Bug 258636 - [change request] ports-mgmt/porttools: Make sudo optional
Summary: [change request] ports-mgmt/porttools: Make sudo optional
Status: New
Alias: None
Product: Ports & Packages
Classification: Unclassified
Component: Individual Port(s) (show other bugs)
Version: Latest
Hardware: Any Any
: --- Affects Some People
Assignee: Steven Kreuzer
URL:
Keywords:
Depends on:
Blocks:
 
Reported: 2021-09-20 18:11 UTC by Jason W. Bacon
Modified: 2021-09-20 18:11 UTC (History)
0 users

See Also:
bugzilla: maintainer-feedback? (skreuzer)


Attachments

Note You need to log in before you can comment on or make changes to this bug.
Description Jason W. Bacon freebsd_committer freebsd_triage 2021-09-20 18:11:31 UTC
Might you consider not having sudo as an unconditional dependency?

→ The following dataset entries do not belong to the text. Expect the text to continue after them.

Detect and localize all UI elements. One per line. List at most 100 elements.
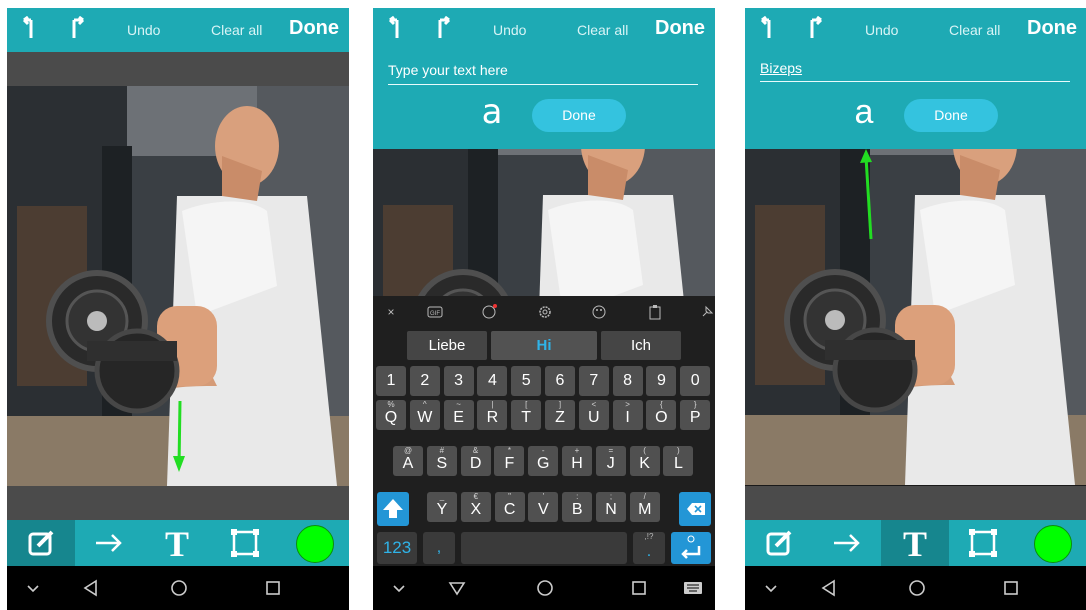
- key-4[interactable]: 4: [477, 366, 508, 396]
- undo-button[interactable]: Undo: [493, 22, 526, 38]
- undo-button[interactable]: Undo: [127, 22, 160, 38]
- comma-key[interactable]: ,: [423, 532, 455, 564]
- key-k[interactable]: (K: [629, 446, 660, 476]
- period-key[interactable]: ,!? .: [633, 532, 665, 564]
- back-down-triangle-icon[interactable]: [445, 576, 469, 600]
- recents-square-icon[interactable]: [627, 576, 651, 600]
- sticker-icon[interactable]: [481, 304, 497, 320]
- text-done-button[interactable]: Done: [904, 99, 998, 132]
- close-keyboard-icon[interactable]: ×: [383, 304, 399, 320]
- key-p[interactable]: } P: [680, 400, 711, 430]
- keyboard-switch-icon[interactable]: [681, 576, 705, 600]
- chevron-down-icon[interactable]: [759, 576, 783, 600]
- key-x[interactable]: € X: [460, 492, 491, 522]
- enter-key[interactable]: [671, 532, 711, 564]
- suggestion-1[interactable]: Liebe: [407, 331, 487, 360]
- key-a[interactable]: @ A: [393, 446, 423, 476]
- color-picker-button[interactable]: [1034, 525, 1072, 563]
- home-circle-icon[interactable]: [167, 576, 191, 600]
- suggestion-2[interactable]: Hi: [491, 331, 597, 360]
- font-style-button[interactable]: a: [847, 92, 881, 132]
- text-input[interactable]: [388, 60, 698, 85]
- key-d[interactable]: & D: [460, 446, 491, 476]
- rectangle-tool[interactable]: [949, 520, 1017, 566]
- key-u[interactable]: < U: [578, 400, 609, 430]
- key-r[interactable]: | R: [477, 400, 508, 430]
- back-triangle-icon[interactable]: [817, 576, 841, 600]
- key-q[interactable]: % Q: [376, 400, 406, 430]
- key-6[interactable]: 6: [545, 366, 575, 396]
- photo-canvas[interactable]: [373, 149, 715, 296]
- key-s[interactable]: # S: [426, 446, 457, 476]
- key-w[interactable]: ^ W: [409, 400, 440, 430]
- text-tool[interactable]: T: [881, 520, 949, 566]
- key-8[interactable]: 8: [612, 366, 643, 396]
- arrow-tool[interactable]: [813, 520, 881, 566]
- text-tool[interactable]: T: [143, 520, 211, 566]
- key-i[interactable]: > I: [612, 400, 643, 430]
- rectangle-tool[interactable]: [211, 520, 279, 566]
- numbers-key[interactable]: 123: [377, 532, 417, 564]
- back-triangle-icon[interactable]: [79, 576, 103, 600]
- shift-key[interactable]: [377, 492, 409, 526]
- key-3[interactable]: 3: [443, 366, 474, 396]
- done-button[interactable]: Done: [1027, 17, 1077, 40]
- pencil-tool[interactable]: [745, 520, 813, 566]
- clear-all-button[interactable]: Clear all: [211, 22, 262, 38]
- key-g[interactable]: -G: [528, 446, 559, 476]
- recents-square-icon[interactable]: [261, 576, 285, 600]
- clipboard-icon[interactable]: [647, 304, 663, 320]
- clear-all-button[interactable]: Clear all: [949, 22, 1000, 38]
- key-c[interactable]: " C: [494, 492, 525, 522]
- color-picker-button[interactable]: [296, 525, 334, 563]
- undo-arrow-icon[interactable]: [383, 16, 409, 42]
- redo-arrow-icon[interactable]: [65, 16, 91, 42]
- key-1[interactable]: 1: [376, 366, 406, 396]
- key-j[interactable]: = J: [595, 446, 626, 476]
- key-2[interactable]: 2: [409, 366, 440, 396]
- redo-arrow-icon[interactable]: [431, 16, 457, 42]
- text-done-button[interactable]: Done: [532, 99, 626, 132]
- key-y[interactable]: _ Y: [427, 492, 457, 522]
- settings-icon[interactable]: [537, 304, 553, 320]
- arrow-tool[interactable]: [75, 520, 143, 566]
- theme-icon[interactable]: [591, 304, 607, 320]
- key-0[interactable]: 0: [680, 366, 711, 396]
- home-circle-icon[interactable]: [905, 576, 929, 600]
- key-5[interactable]: 5: [511, 366, 542, 396]
- suggestion-3[interactable]: Ich: [601, 331, 681, 360]
- undo-arrow-icon[interactable]: [17, 16, 43, 42]
- undo-button[interactable]: Undo: [865, 22, 898, 38]
- key-b[interactable]: :B: [562, 492, 593, 522]
- space-key[interactable]: [461, 532, 627, 564]
- font-style-button[interactable]: a: [475, 92, 509, 132]
- done-button[interactable]: Done: [655, 17, 705, 40]
- key-f[interactable]: * F: [494, 446, 525, 476]
- backspace-key[interactable]: [679, 492, 711, 526]
- redo-arrow-icon[interactable]: [803, 16, 829, 42]
- key-7[interactable]: 7: [578, 366, 609, 396]
- key-n[interactable]: ; N: [596, 492, 626, 522]
- key-v[interactable]: ' V: [528, 492, 559, 522]
- photo-canvas[interactable]: [745, 149, 1086, 486]
- key-9[interactable]: 9: [646, 366, 677, 396]
- text-input[interactable]: Bizeps: [760, 60, 1070, 82]
- gif-icon[interactable]: GIF: [427, 304, 443, 320]
- done-button[interactable]: Done: [289, 17, 339, 40]
- home-circle-icon[interactable]: [533, 576, 557, 600]
- recents-square-icon[interactable]: [999, 576, 1023, 600]
- photo-canvas[interactable]: [7, 86, 349, 486]
- key-e[interactable]: ~ E: [443, 400, 474, 430]
- chevron-down-icon[interactable]: [387, 576, 411, 600]
- key-h[interactable]: + H: [562, 446, 592, 476]
- undo-arrow-icon[interactable]: [755, 16, 781, 42]
- clear-all-button[interactable]: Clear all: [577, 22, 628, 38]
- key-o[interactable]: {O: [646, 400, 677, 430]
- chevron-down-icon[interactable]: [21, 576, 45, 600]
- pencil-tool[interactable]: [7, 520, 75, 566]
- key-z[interactable]: ] Z: [545, 400, 575, 430]
- key-t[interactable]: [T: [511, 400, 542, 430]
- key-l[interactable]: ) L: [663, 446, 694, 476]
- key-m[interactable]: / M: [629, 492, 660, 522]
- pin-icon[interactable]: [699, 304, 715, 320]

As you're probably aware, sudo has had some serious security holes, including one that permitted root access to any user on a system where sudo was installed.

https://www.sudo.ws/security.html

Temporary root access for individual commands can also be provided using

su -m root -c 'command args'

I imagine some people may prefer to use sudo despite the risks, so the main thing is simply allowing porttools to be used without having sudo installed if one so chooses.

That could be as simple as dropping the sudo dependency and issuing an error message when it's needed and not installed.  Those who want to use sudo with port commands can easily install it separately.